Parveen Sultana Draws the Crowds on Saptak

Dibeyendu Ganguly

The late-night slot at the Saptak Music Festival was once considered the prestige slot, reserved for the top stars. In times gone by, the last concert of the day would go on till the wee hours of the morning, with die hard classical music fans loyally staying on till the very end. This seems to be changing. It is now the second slot, starting at 10 pm, that draws the largest audience. Saptak’s organisers seem to recognise this and the top billed artist of the evening is increasingly in the second slot. Ustad Shujaat Khan, who was originally supposed to play in the last slot on Sunday, has now been moved to the second slot.

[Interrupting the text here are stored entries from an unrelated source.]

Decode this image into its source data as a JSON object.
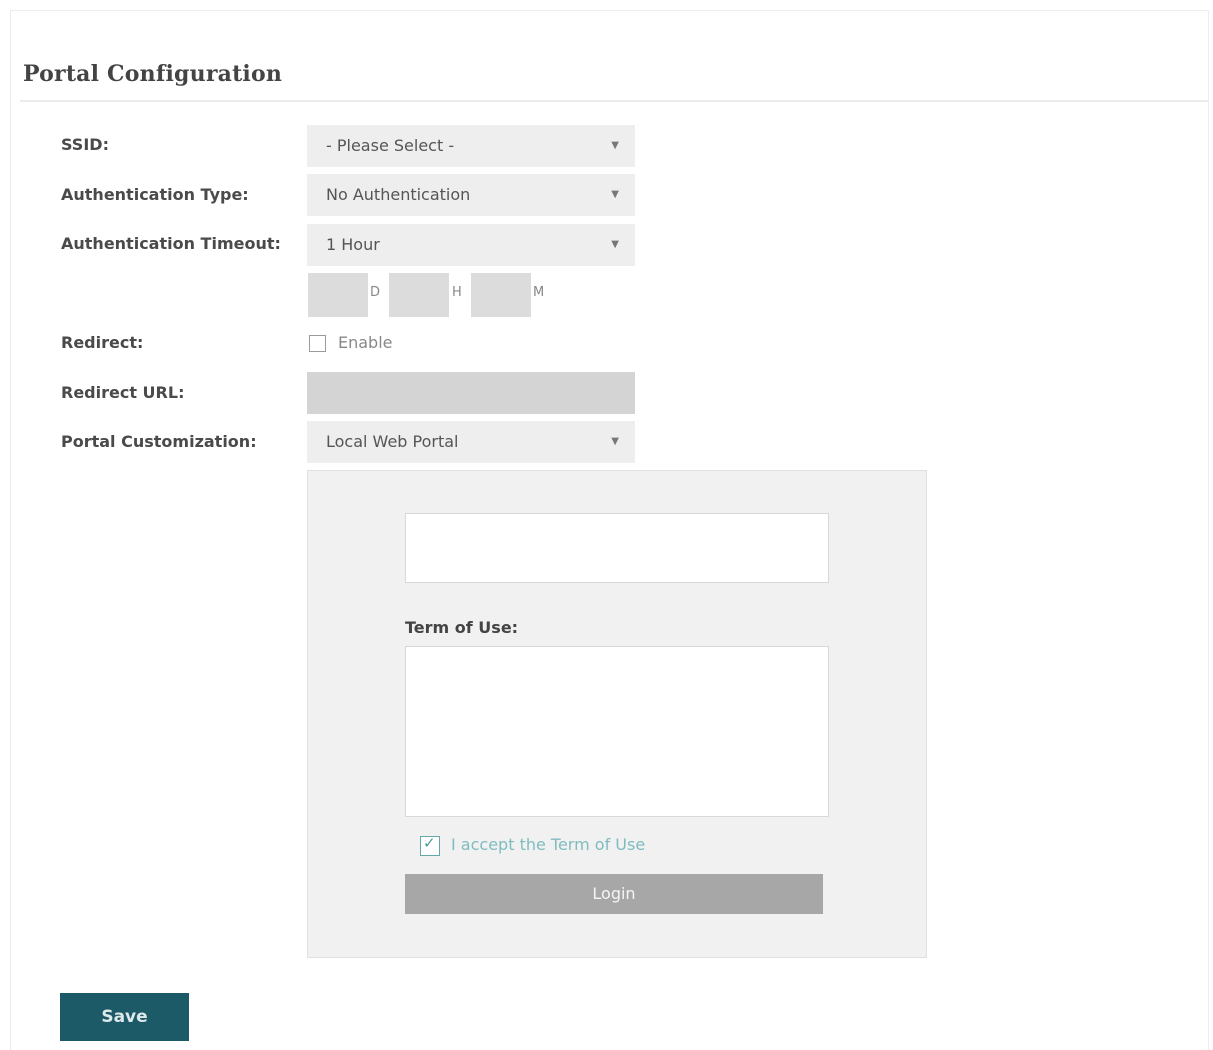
{
  "page_title": "Portal Configuration",
  "form": {
    "ssid": {
      "label": "SSID:",
      "value": "- Please Select -"
    },
    "auth_type": {
      "label": "Authentication Type:",
      "value": "No Authentication"
    },
    "auth_timeout": {
      "label": "Authentication Timeout:",
      "value": "1 Hour",
      "custom": {
        "d_unit": "D",
        "h_unit": "H",
        "m_unit": "M"
      }
    },
    "redirect": {
      "label": "Redirect:",
      "checkbox_label": "Enable",
      "checked": false
    },
    "redirect_url": {
      "label": "Redirect URL:",
      "value": ""
    },
    "portal_customization": {
      "label": "Portal Customization:",
      "value": "Local Web Portal"
    }
  },
  "preview": {
    "term_of_use_label": "Term of Use:",
    "accept_label": "I accept the Term of Use",
    "accept_checked": true,
    "login_label": "Login"
  },
  "save_label": "Save",
  "icons": {
    "dropdown": "caret-down-icon",
    "check": "check-icon"
  },
  "colors": {
    "save_button": "#1d5a68",
    "accept_text": "#7fbcbf",
    "login_button": "#a7a7a7"
  }
}
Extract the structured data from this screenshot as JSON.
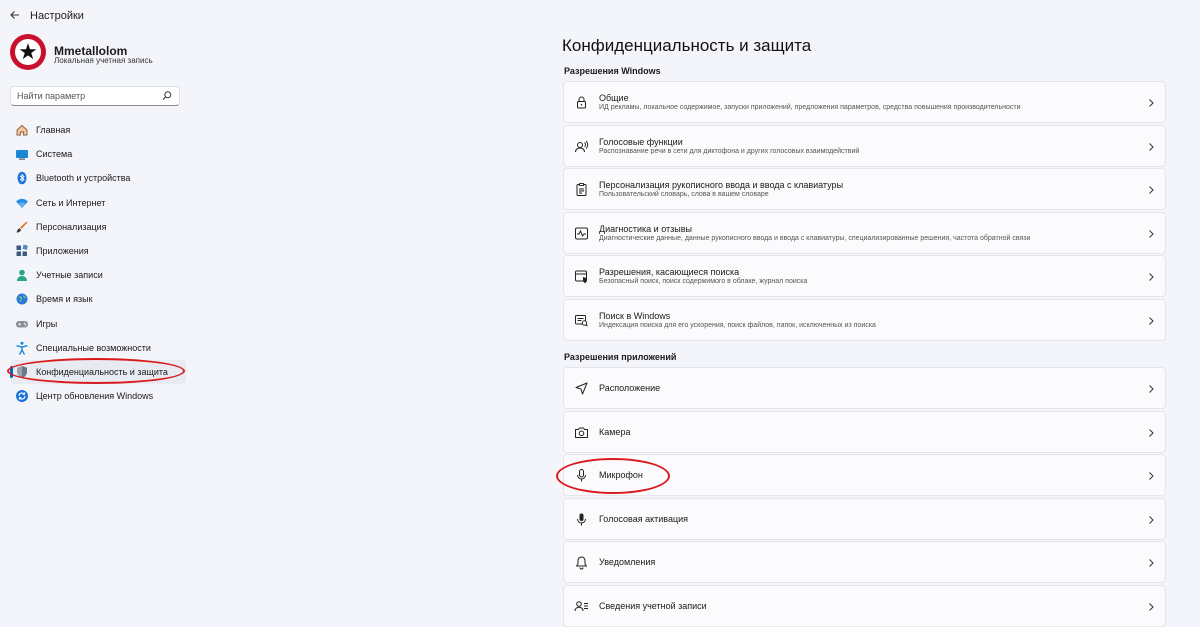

On Saturday, the second slot was reserved for Begum Parveen Sultana and she drew a huge crowd, the largest so far at the 44th Saptak Festival at LD Arts College this year. The celebrated 73-year-old vocalist, who recently recovered from a bout of viral fever, started by wishing the audience the best of health for the New Year. It was a theme she returned to several times during the concert, speaking of how performing artists are particularly vulnerable to the virus, since they travel extensively. “Even today, many artists I know are in hospital with viral infections. Please pray for them with me,” she said.

Accompanied by Mukundraj Deo on the tabla, Shrinivas Acharya on the harmonium, and her daughter Shadab Khan on the tanpura, Begum Parveen Sultana began with Raag Rageshwari and ended the concert with her popular bhajan Bhawani Dayani. This was followed by violin maestro N Rajam playing Raag Darbari, accompanied by her granddaughter Ragini Shankar on the violin and Abhishek Mishra on the tabla.

The first concert of the evening featured Alok and Abhiskek Lahiri on the sarod, accompanied by Sapan Anjaria and Tanay Rege on the tabla. The father-son duo began with Raag Jog and ended with Raag Charukeshi in an enthralling 80-minute performance. The powerful sound of two sarods playing in harmony (along with two sets of tablas) made for some truly joyous music.